Here's the "before" picture from the original house listing, with the blue carpet:


Here's the floor after we pulled up the carpet, with just the plywood subfloor:


After measuring and researching plywood options, we decided on birch 4'x8' panels, which we had the nice guy at Home Depot cut into 1' wide strips:






We also bought rolls of underlayment for sound dampening and insulation:


After letting the wood acclimate in the room for about a week, we got to work. First we rolled out the underlayment, using the staple gun to attach it to the subfloor. We left a little extra around all the edges.




Then we got to work on the boards. We used our compressor and nail gun to attach the boards to the floor. I had read that it's more secure to send the nails in at an angle, but we couldn't get them to go in all the way when we tried that, so we ended up just sending them straight down. We used a rubber mallet to bang each board nice and tight to the one next to it, with someone standing on the board to hold it in place. This process took us about a week, spending an hour or two each day.





When we got to the final row, we had to cut ("rip") the last boards the long way for them to fit. We used the silly saw to get the part around the door frame, and it's not perfect. But it fits. We'll be putting 1/4 round moulding all around the room, so the edges didn't have to be perfect.

Next came time for poly. We decided on Minwax Polyurethane for Floors in Satin finish, primarily because it's the same stuff we used for the studio floor upstairs. The satin finish should hide scuffs a little better than a high gloss would.





I can't exaggerate how much easier this was to do with the correct tools — namely, a roller with a long handle — than the first time around on the studio. I first went around the edges of the room with a brush and then rolled on the main part of the floor, and each coat took a little under an hour.

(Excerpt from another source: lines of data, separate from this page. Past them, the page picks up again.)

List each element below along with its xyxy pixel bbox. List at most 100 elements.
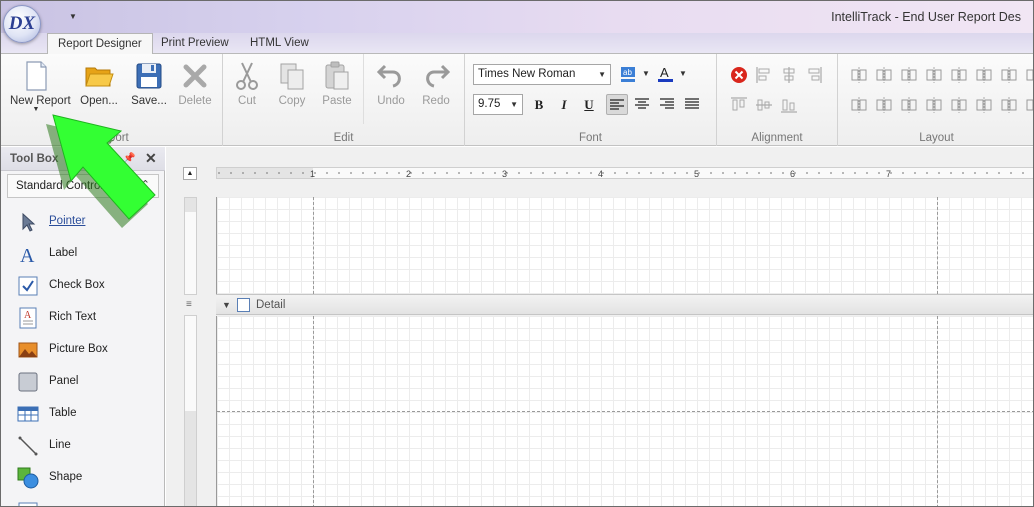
font-name-combo[interactable]: Times New Roman ▼ [473,64,611,85]
align-middles-button[interactable] [755,96,775,116]
center-horizontally-button[interactable] [950,96,970,116]
align-to-grid-button[interactable] [730,66,750,86]
tool-item-partial[interactable] [17,497,157,506]
font-group: Times New Roman ▼ ab ▼ A ▼ 9.75 ▼ B I U … [465,54,717,146]
tool-item-picture-box[interactable]: Picture Box [17,337,157,363]
align-center-button[interactable] [631,94,653,115]
size-to-grid-button[interactable] [875,66,895,86]
left-margin-line [313,197,314,294]
picture-box-icon [18,342,38,358]
highlight-color-button[interactable]: ab [620,65,640,85]
make-same-height-button[interactable] [925,66,945,86]
vert-spacing-remove-icon [926,97,942,113]
justify-button[interactable] [681,94,703,115]
vert-spacing-decrease-icon [901,97,917,113]
align-tops-button[interactable] [730,96,750,116]
detail-band-label: Detail [256,299,286,311]
vert-spacing-decrease-button[interactable] [900,96,920,116]
band-resize-grip-icon[interactable]: ≡ [186,299,192,310]
app-logo-button[interactable]: DX [3,5,41,43]
quick-access-dropdown-icon[interactable]: ▼ [69,12,77,21]
tool-item-shape[interactable]: Shape [17,465,157,491]
delete-button[interactable]: Delete [169,58,221,120]
align-rights-icon [808,67,822,83]
align-middles-icon [756,99,772,111]
clipboard-icon [325,61,349,90]
scissors-icon [236,62,258,90]
paste-button[interactable]: Paste [311,58,363,120]
font-color-dropdown-icon[interactable]: ▼ [679,69,687,78]
tool-item-rich-text[interactable]: A Rich Text [17,305,157,331]
partial-tool-icon [18,502,38,506]
font-color-icon-text: A [660,65,669,80]
top-margin-band[interactable] [216,197,1033,294]
horiz-spacing-decrease-icon [1026,69,1033,81]
vert-spacing-increase-button[interactable] [875,96,895,116]
tab-html-view[interactable]: HTML View [240,33,319,54]
align-rights-button[interactable] [805,66,825,86]
tool-item-check-box[interactable]: Check Box [17,273,157,299]
align-left-icon [610,99,624,110]
send-to-back-button[interactable] [1025,96,1033,116]
redo-button[interactable]: Redo [410,58,462,120]
bring-to-front-button[interactable] [1000,96,1020,116]
ruler-ticks: 1 2 3 4 5 6 7 [218,169,1024,178]
horiz-spacing-decrease-button[interactable] [1025,66,1033,86]
edit-group: Cut Copy Paste Undo Redo Edit [223,54,465,146]
ribbon-tabs: Report Designer Print Preview HTML View [1,33,1033,55]
delete-x-icon [183,64,207,88]
tab-report-designer[interactable]: Report Designer [47,33,153,55]
make-same-width-button[interactable] [900,66,920,86]
horiz-spacing-equal-button[interactable] [975,66,995,86]
tool-item-line[interactable]: Line [17,433,157,459]
tool-item-panel[interactable]: Panel [17,369,157,395]
align-right-button[interactable] [656,94,678,115]
make-same-height-icon [926,67,942,83]
highlight-dropdown-icon[interactable]: ▼ [642,69,650,78]
horizontal-ruler: 1 2 3 4 5 6 7 [216,167,1033,179]
align-lefts-button[interactable] [755,66,775,86]
bold-button[interactable]: B [528,94,550,115]
font-size-combo[interactable]: 9.75 ▼ [473,94,523,115]
vert-spacing-equal-button[interactable] [850,96,870,116]
ruler-number: 3 [502,169,507,178]
app-window: ▼ IntelliTrack - End User Report Des DX … [0,0,1034,507]
tab-print-preview[interactable]: Print Preview [151,33,239,54]
center-vertically-button[interactable] [975,96,995,116]
vert-spacing-increase-icon [876,97,892,113]
font-name-dropdown-icon[interactable]: ▼ [598,65,606,84]
italic-button[interactable]: I [553,94,575,115]
collapse-triangle-icon[interactable]: ▼ [222,300,231,310]
right-margin-line [937,197,938,294]
folder-open-icon [85,67,114,87]
horiz-spacing-equal-icon [976,67,992,83]
vertical-ruler-top [184,197,197,295]
font-size-dropdown-icon[interactable]: ▼ [510,95,518,114]
detail-band-header[interactable]: ▼ Detail [216,294,1033,315]
new-document-icon [26,61,47,91]
tool-item-table[interactable]: Table [17,401,157,427]
align-centers-button[interactable] [780,66,800,86]
align-to-grid-icon [731,67,747,83]
make-same-size-button[interactable] [950,66,970,86]
align-bottoms-icon [781,99,797,113]
font-name-value: Times New Roman [478,68,576,80]
ruler-corner-button[interactable]: ▲ [183,167,197,180]
redo-label: Redo [422,95,450,107]
tool-item-label: Table [49,407,77,419]
align-left-button[interactable] [606,94,628,115]
delete-label: Delete [178,95,212,107]
tool-item-label: Check Box [49,279,105,291]
font-color-button[interactable]: A [657,65,677,85]
align-grid-button[interactable] [850,66,870,86]
line-icon [18,436,38,456]
tool-item-label: Picture Box [49,343,108,355]
align-bottoms-button[interactable] [780,96,800,116]
ruler-number: 5 [694,169,699,178]
edit-group-title: Edit [333,132,354,144]
underline-button[interactable]: U [578,94,600,115]
horiz-spacing-increase-button[interactable] [1000,66,1020,86]
table-icon [17,406,39,422]
vertical-ruler-live-top [185,212,196,294]
vert-spacing-remove-button[interactable] [925,96,945,116]
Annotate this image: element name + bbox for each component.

We didn't bother taping because we plan to paint the base moulding. I had a little hiccup halfway through: the instructions on the poly say you can recoat after 6 hours, but if you wait more than 10 hours, you need to sand before the next coat. I ran out of poly after 2 coats and would have to go to Home Depot for more, putting me past the 10 hour mark. This turned out to be a blessing in disguise. The floor had a little bit of a grit to it when the 2 coats dried, we're not really sure why. Maybe I did a bad job with the rolling. Anyway sanding the floor really helped to smooth it out, so when we went back the next weekend to do the last 2 coats it really looked great.

Next up is the moulding around the base of the walls, which will be painted white. First came primer:



Next we'll nail-gun the 1/4 round all the way around, and do a top coat (or two) with paint.